Aus Studien von Zeitfragen Mai 1981:

»Aufgerufen zur Integration«

  ist der Auszug einer Grundsatzrede (im Sozialdemokrat Magazin vom Mai 1981) des SPD­Vorsitzenden überschrieben, die er aus Anlaß des 35. Jahrestages der Urabstimmung über die Frage des Zusammenschlusses mit den Kommunisten zur SED in Berlin gehalten hat.

 Willy Brandt zufolge hat die Öffnung von Godesberg, die Integration eines erheblichen Teils der außerparlamentarischen Opposition nach 1969, das Verkraften des kräftigen Mitgliederzustroms 1972 die Sozialdemokratie, die in der Stunde ihres Entstehens ein Bündnis von Denkenden und Leidenden war, um Lassalle zu zitieren, selbstverständlich verändert. Diese Veränderung ergab sich, wie man weiß, besonders aus folgendem gesellschaftlichen Tatbestand heraus:

»Denn es stießen nun die neuen Schichten: Angehörige der Dienstleistungsberufe, zumeist mit einer höheren Schulbildung, wirtschaftlich relativ gesichert, häufig Angehörige der Nachkriegsgeneration, kurz: Menschen mit Vorstellungen, die sich von denen der alten SPD teilweise und nicht unwesentlich unterschieden, zur Sozialdemokratischen Partei Deutschlands.«

 Die ›selbstverständliche Veränderung‹ hat Prozesse der Selbstverständigung erforderlich gemacht: sie dauern in der SPD seit Beginn der 70er Jahre an - mit der Folge auch einer »Polemik in der und außerhalb der SPD schon gegen die Prozesse der Selbstverständigung«, die der Parteivorsitzende für kurzsichtig hält.

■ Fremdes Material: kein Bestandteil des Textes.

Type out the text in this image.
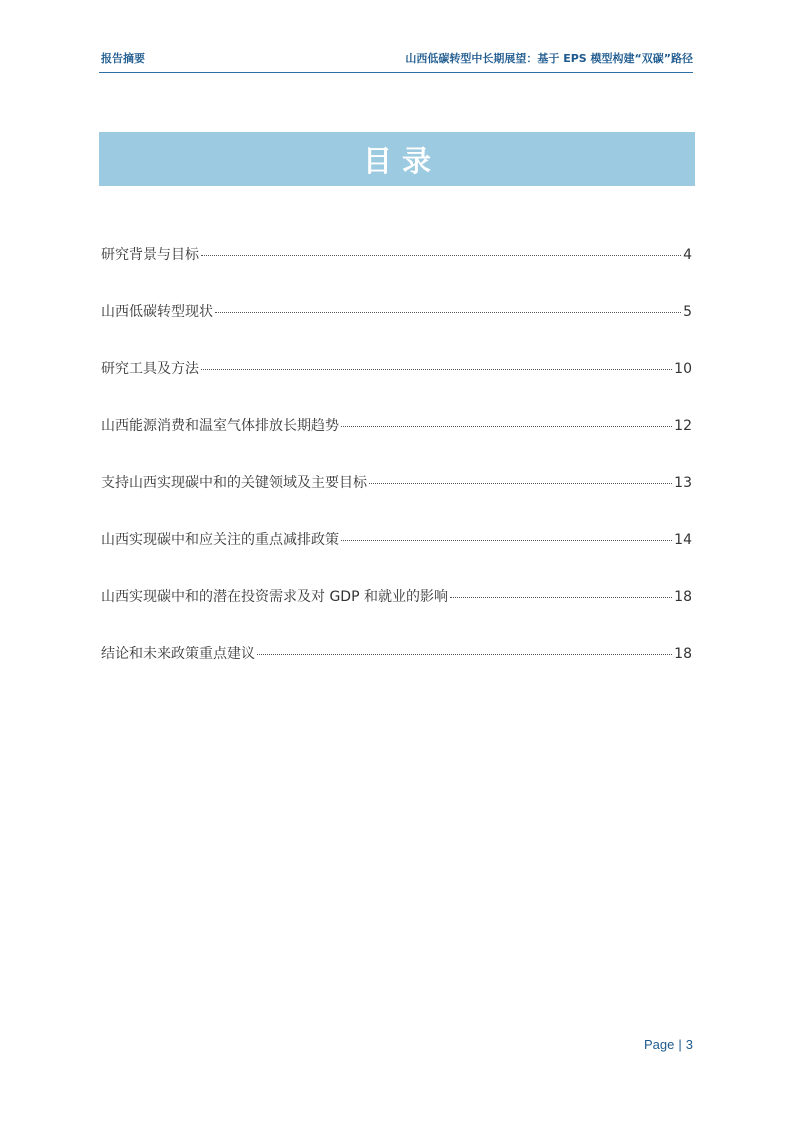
报告摘要	山西低碳转型中长期展望：基于 EPS 模型构建“双碳”路径
目录
研究背景与目标	4
山西低碳转型现状	5
研究工具及方法	10
山西能源消费和温室气体排放长期趋势	12
支持山西实现碳中和的关键领域及主要目标	13
山西实现碳中和应关注的重点减排政策	14
山西实现碳中和的潜在投资需求及对 GDP 和就业的影响	18
结论和未来政策重点建议	18
Page | 3
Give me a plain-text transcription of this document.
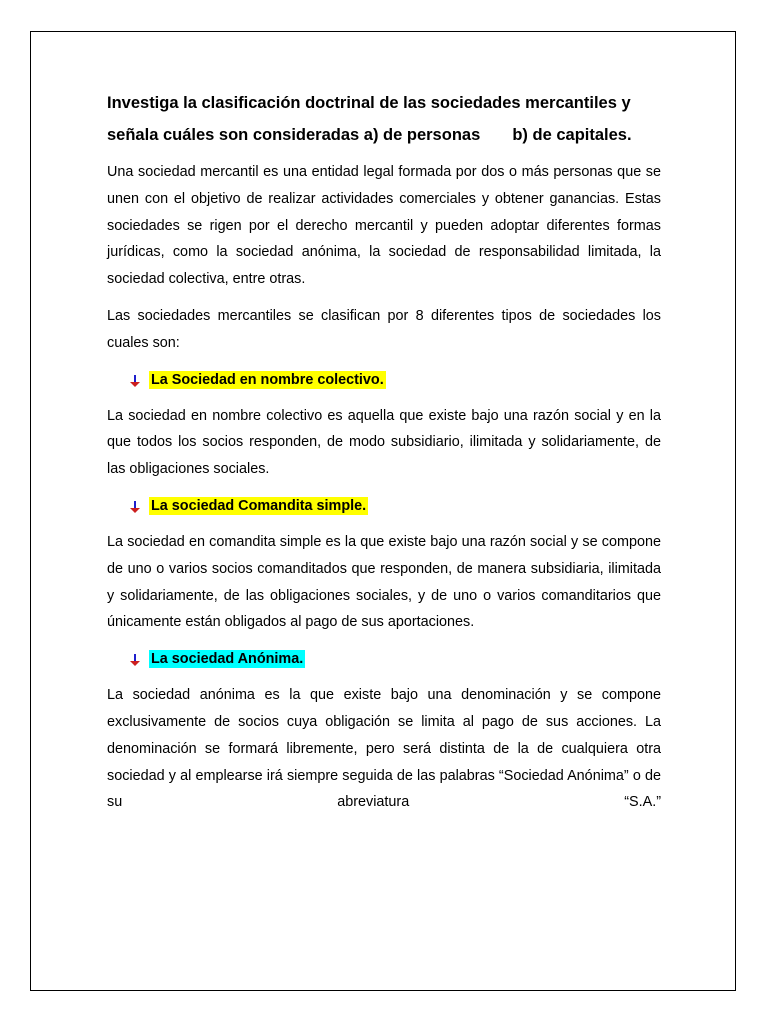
Investiga la clasificación doctrinal de las sociedades mercantiles y señala cuáles son consideradas a) de personas       b) de capitales.

Una sociedad mercantil es una entidad legal formada por dos o más personas que se unen con el objetivo de realizar actividades comerciales y obtener ganancias. Estas sociedades se rigen por el derecho mercantil y pueden adoptar diferentes formas jurídicas, como la sociedad anónima, la sociedad de responsabilidad limitada, la sociedad colectiva, entre otras.

Las sociedades mercantiles se clasifican por 8 diferentes tipos de sociedades los cuales son:

La Sociedad en nombre colectivo.

La sociedad en nombre colectivo es aquella que existe bajo una razón social y en la que todos los socios responden, de modo subsidiario, ilimitada y solidariamente, de las obligaciones sociales.

La sociedad Comandita simple.

La sociedad en comandita simple es la que existe bajo una razón social y se compone de uno o varios socios comanditados que responden, de manera subsidiaria, ilimitada y solidariamente, de las obligaciones sociales, y de uno o varios comanditarios que únicamente están obligados al pago de sus aportaciones.

La sociedad Anónima.

La sociedad anónima es la que existe bajo una denominación y se compone exclusivamente de socios cuya obligación se limita al pago de sus acciones. La denominación se formará libremente, pero será distinta de la de cualquiera otra sociedad y al emplearse irá siempre seguida de las palabras “Sociedad Anónima” o de su abreviatura “S.A.”
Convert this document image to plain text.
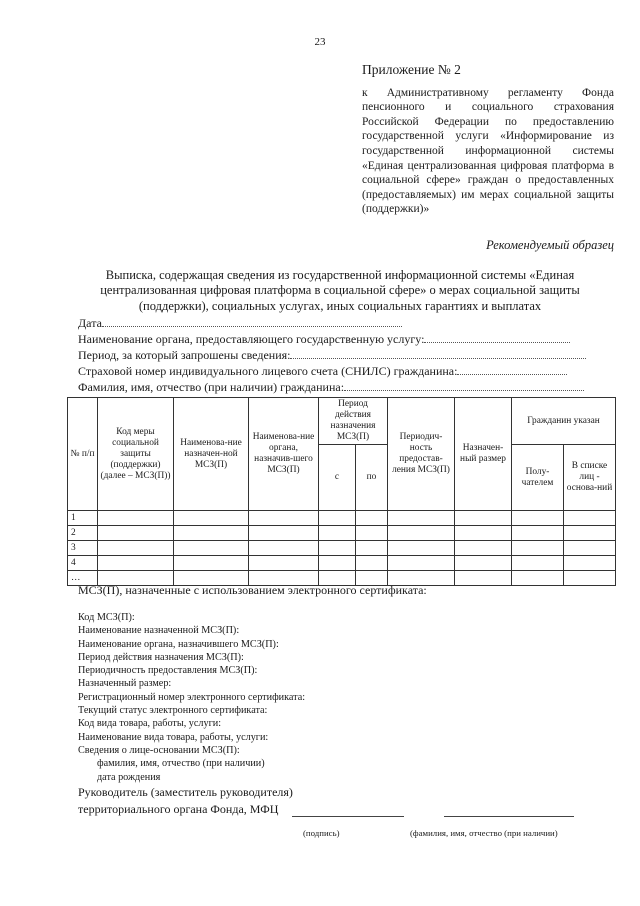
23
Приложение № 2
к Административному регламенту Фонда пенсионного и социального страхования Российской Федерации по предоставлению государственной услуги «Информирование из государственной информационной системы «Единая централизованная цифровая платформа в социальной сфере» граждан о предоставленных (предоставляемых) им мерах социальной защиты (поддержки)»
Рекомендуемый образец
Выписка, содержащая сведения из государственной информационной системы «Единая централизованная цифровая платформа в социальной сфере» о мерах социальной защиты (поддержки), социальных услугах, иных социальных гарантиях и выплатах
Дата
Наименование органа, предоставляющего государственную услугу:
Период, за который запрошены сведения:
Страховой номер индивидуального лицевого счета (СНИЛС) гражданина:
Фамилия, имя, отчество (при наличии) гражданина:
№ п/п	Код меры социальной защиты (поддержки) (далее – МСЗ(П))	Наименова-ние назначен-ной МСЗ(П)	Наименова-ние органа, назначив-шего МСЗ(П)	Период действия назначения МСЗ(П)		Периодич-ность предостав-ления МСЗ(П)	Назначен-ный размер	Гражданин указан	
				с	по			Полу-чателем	В списке лиц - основа-ний
1									
2									
3									
4									
…									
МСЗ(П), назначенные с использованием электронного сертификата:
Код МСЗ(П):
Наименование назначенной МСЗ(П):
Наименование органа, назначившего МСЗ(П):
Период действия назначения МСЗ(П):
Периодичность предоставления МСЗ(П):
Назначенный размер:
Регистрационный номер электронного сертификата:
Текущий статус электронного сертификата:
Код вида товара, работы, услуги:
Наименование вида товара, работы, услуги:
Сведения о лице-основании МСЗ(П):
фамилия, имя, отчество (при наличии)
дата рождения
Руководитель (заместитель руководителя)
территориального органа Фонда, МФЦ
(подпись)	(фамилия, имя, отчество (при наличии)
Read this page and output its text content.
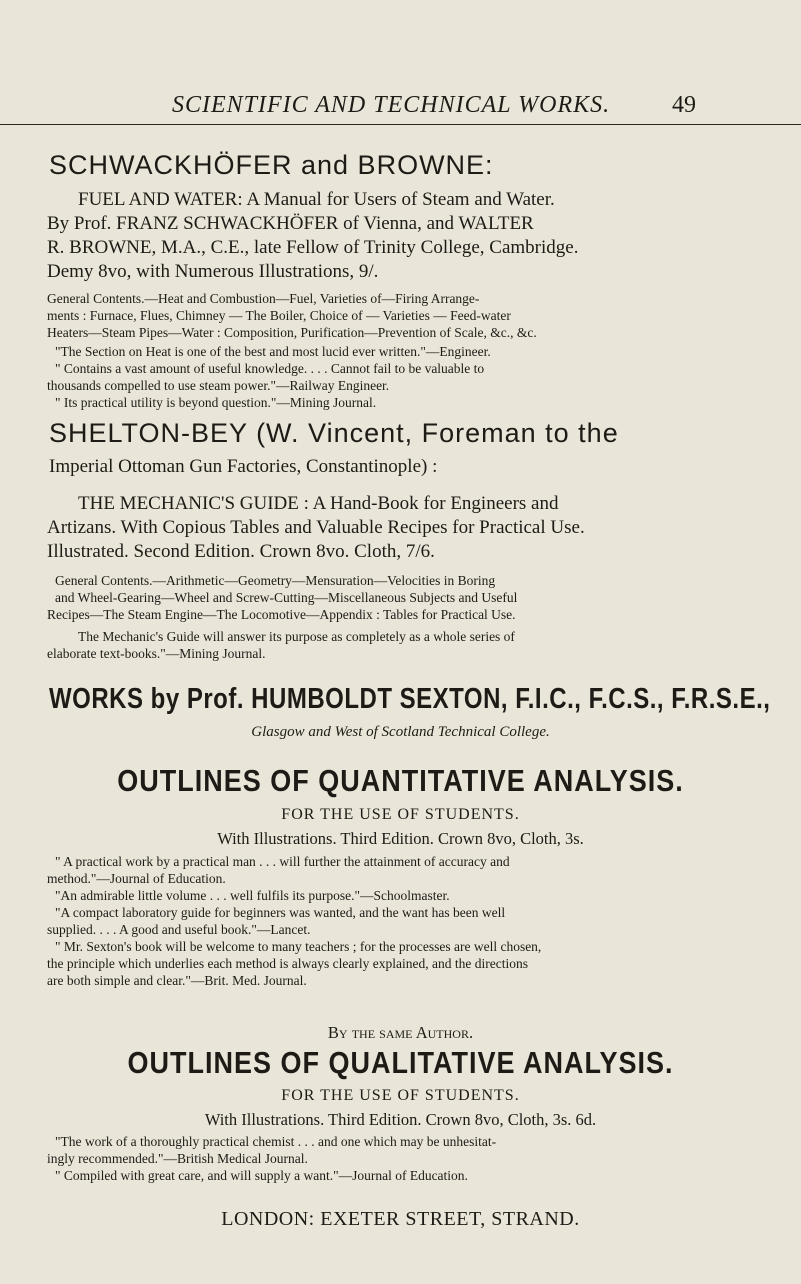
SCIENTIFIC AND TECHNICAL WORKS.	49
SCHWACKHÖFER and BROWNE:

FUEL AND WATER: A Manual for Users of Steam and Water.

By Prof. FRANZ SCHWACKHÖFER of Vienna, and WALTER

R. BROWNE, M.A., C.E., late Fellow of Trinity College, Cambridge.

Demy 8vo, with Numerous Illustrations, 9/.

General Contents.—Heat and Combustion—Fuel, Varieties of—Firing Arrange-

ments : Furnace, Flues, Chimney — The Boiler, Choice of — Varieties — Feed-water

Heaters—Steam Pipes—Water : Composition, Purification—Prevention of Scale, &c., &c.

"The Section on Heat is one of the best and most lucid ever written."—Engineer.

" Contains a vast amount of useful knowledge. . . . Cannot fail to be valuable to

thousands compelled to use steam power."—Railway Engineer.

" Its practical utility is beyond question."—Mining Journal.

SHELTON-BEY (W. Vincent, Foreman to the
Imperial Ottoman Gun Factories, Constantinople) :

THE MECHANIC'S GUIDE : A Hand-Book for Engineers and

Artizans. With Copious Tables and Valuable Recipes for Practical Use.

Illustrated. Second Edition. Crown 8vo. Cloth, 7/6.

General Contents.—Arithmetic—Geometry—Mensuration—Velocities in Boring

and Wheel-Gearing—Wheel and Screw-Cutting—Miscellaneous Subjects and Useful

Recipes—The Steam Engine—The Locomotive—Appendix : Tables for Practical Use.

The Mechanic's Guide will answer its purpose as completely as a whole series of

elaborate text-books."—Mining Journal.

WORKS by Prof. HUMBOLDT SEXTON, F.I.C., F.C.S., F.R.S.E.,
Glasgow and West of Scotland Technical College.
OUTLINES OF QUANTITATIVE ANALYSIS.
FOR THE USE OF STUDENTS.
With Illustrations. Third Edition. Crown 8vo, Cloth, 3s.

" A practical work by a practical man . . . will further the attainment of accuracy and

method."—Journal of Education.

"An admirable little volume . . . well fulfils its purpose."—Schoolmaster.

"A compact laboratory guide for beginners was wanted, and the want has been well

supplied. . . . A good and useful book."—Lancet.

" Mr. Sexton's book will be welcome to many teachers ; for the processes are well chosen,

the principle which underlies each method is always clearly explained, and the directions

are both simple and clear."—Brit. Med. Journal.

By the same Author.
OUTLINES OF QUALITATIVE ANALYSIS.
FOR THE USE OF STUDENTS.
With Illustrations. Third Edition. Crown 8vo, Cloth, 3s. 6d.

"The work of a thoroughly practical chemist . . . and one which may be unhesitat-

ingly recommended."—British Medical Journal.

" Compiled with great care, and will supply a want."—Journal of Education.

LONDON: EXETER STREET, STRAND.
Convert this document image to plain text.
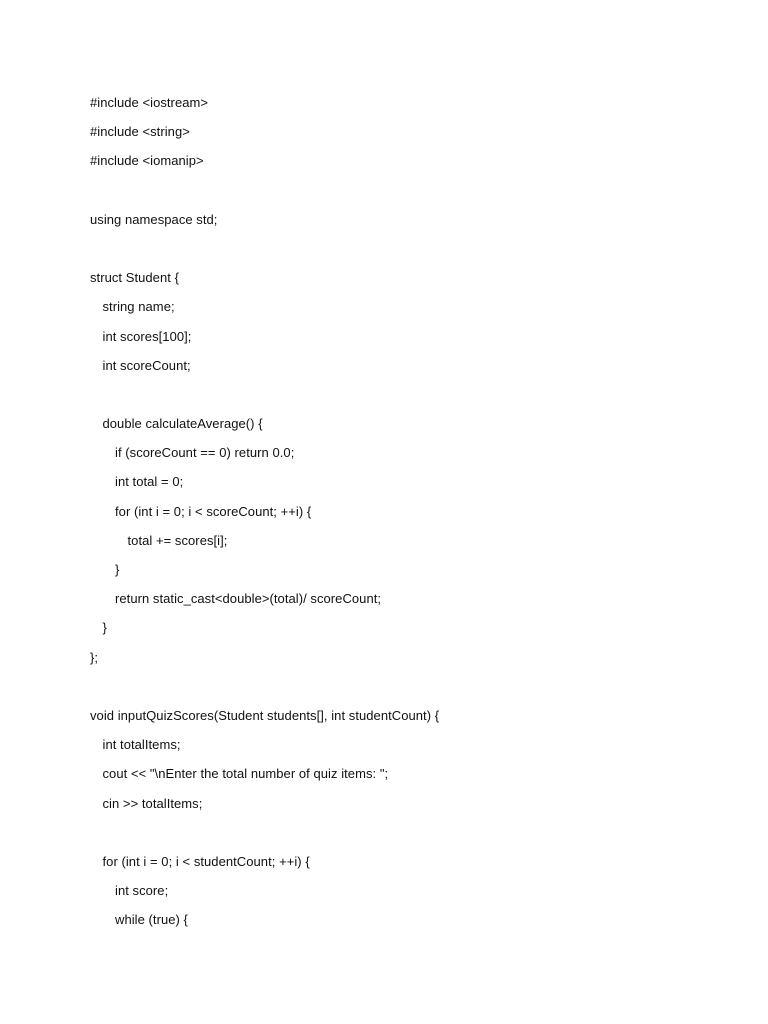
#include <iostream>
#include <string>
#include <iomanip>
using namespace std;
struct Student {
string name;
int scores[100];
int scoreCount;
double calculateAverage() {
if (scoreCount == 0) return 0.0;
int total = 0;
for (int i = 0; i < scoreCount; ++i) {
total += scores[i];
}
return static_cast<double>(total)/ scoreCount;
}
};
void inputQuizScores(Student students[], int studentCount) {
int totalItems;
cout << "\nEnter the total number of quiz items: ";
cin >> totalItems;
for (int i = 0; i < studentCount; ++i) {
int score;
while (true) {
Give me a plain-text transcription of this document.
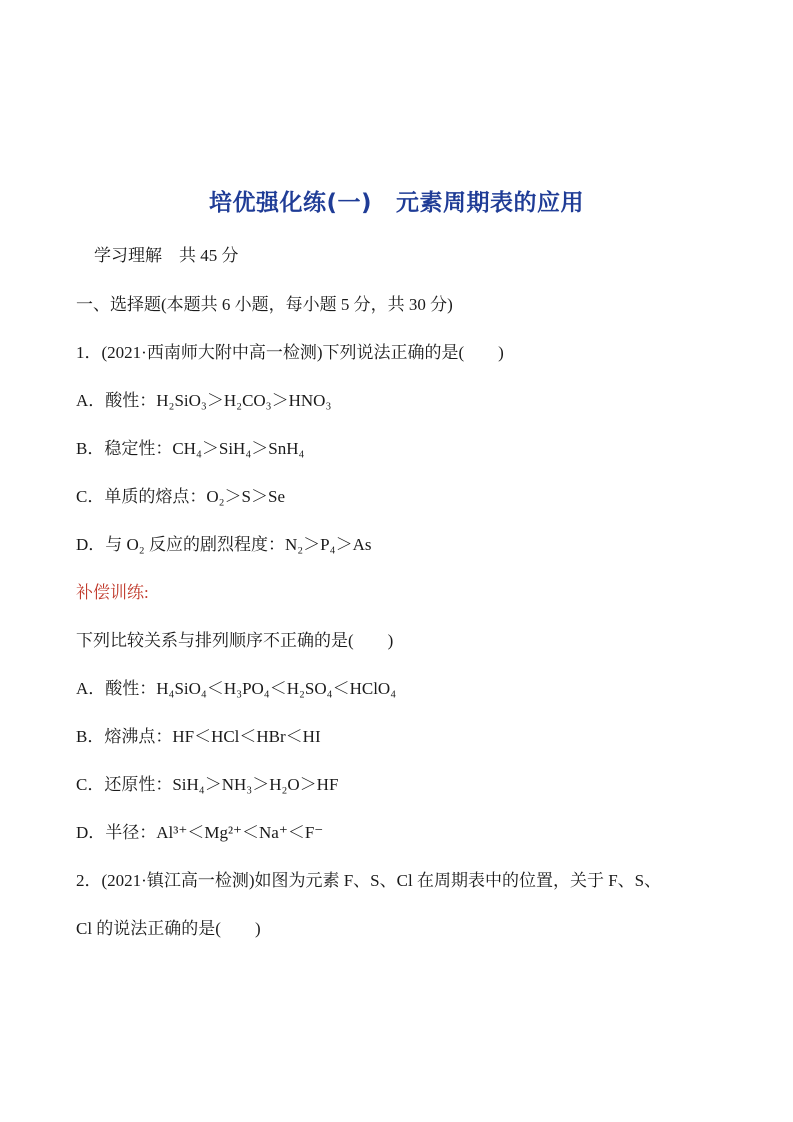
培优强化练(一) 元素周期表的应用
学习理解　共 45 分
一、选择题(本题共 6 小题，每小题 5 分，共 30 分)
1．(2021·西南师大附中高一检测)下列说法正确的是( )
A．酸性：H₂SiO₃＞H₂CO₃＞HNO₃
B．稳定性：CH₄＞SiH₄＞SnH₄
C．单质的熔点：O₂＞S＞Se
D．与 O₂ 反应的剧烈程度：N₂＞P₄＞As
补偿训练:
下列比较关系与排列顺序不正确的是( )
A．酸性：H₄SiO₄＜H₃PO₄＜H₂SO₄＜HClO₄
B．熔沸点：HF＜HCl＜HBr＜HI
C．还原性：SiH₄＞NH₃＞H₂O＞HF
D．半径：Al³⁺＜Mg²⁺＜Na⁺＜F⁻
2．(2021·镇江高一检测)如图为元素 F、S、Cl 在周期表中的位置，关于 F、S、
Cl 的说法正确的是( )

 Er setzt solcher Polemik etwas entgegen, was zum einen sicherlich gute Sozialtechnik, zum andern aber auch eine Art von integriertem Eklektizismus zu werden verspricht:

»Wir sind aufgerufen zur Vermittlung, zur Integration - der Menschen wie auch ihrer politischen Haltungen ( - aller? D. Verf. - ). Erinnern wir uns nachdrücklich einer anderen historischen Leistung unserer Partei, vielleicht der größten der Nachkriegszeit, an das historische Bündnis von Godesberg...
Es ist unsere Aufgabe heute, dieses Bündnis zu erhalten, gegenläufige Strömungen wieder zusammenzuführen, unseren Stammwählern Empfindungen der Erbitterung über die kleine Kulturrevolution zu nehmen, die sich da vielfältig abspielte, und den Jungen und sich jung Fühlenden aus den neuen Schichten klarzumachen, daß alle Suche nach neuen Lebens- und Arbeitsformen eine Kaltschnäuzigkeit ist, wenn sie an den Lebensinteressen und an den Sorgen der arbeitenden Menschen in unserem Lande und der sie organisierenden Gewerkschaften vorbeigeht...
»Ich sage, die Chancen stehen gut dafür, daß uns das gelingt. daß es uns gelingt, das gesellschaftliche Bündnis zusammenzuhalten, das unser Land gut vorangebracht hat in den letzten zwölf Jahren - so weit immerhin, daß auch Ideen über neue Lebensformen sprießen konnten. Ich bin da weniger pessimistisch als andere, die in der Kontroverse um einzelne Standpunkte schon die Ankündigung des Untergangs sehen, wir müssen den Blick haben für die längerfristigen Aspekte dieses gesellschaftlichen Wandels, den die meisten reichlich spät registriert haben.«

 Nun - nach den Wahlen in Berlin dürfte feststehen, daß das vom Parteivorsitzenden bezeichnete gesellschaftliche Bündnis (mindestens in ›dieser Stadt‹) unwiderruflich zerbrochen ist. Eingedenk der Berliner Postenwirtschaft mag das mancher nicht einmal bedauern.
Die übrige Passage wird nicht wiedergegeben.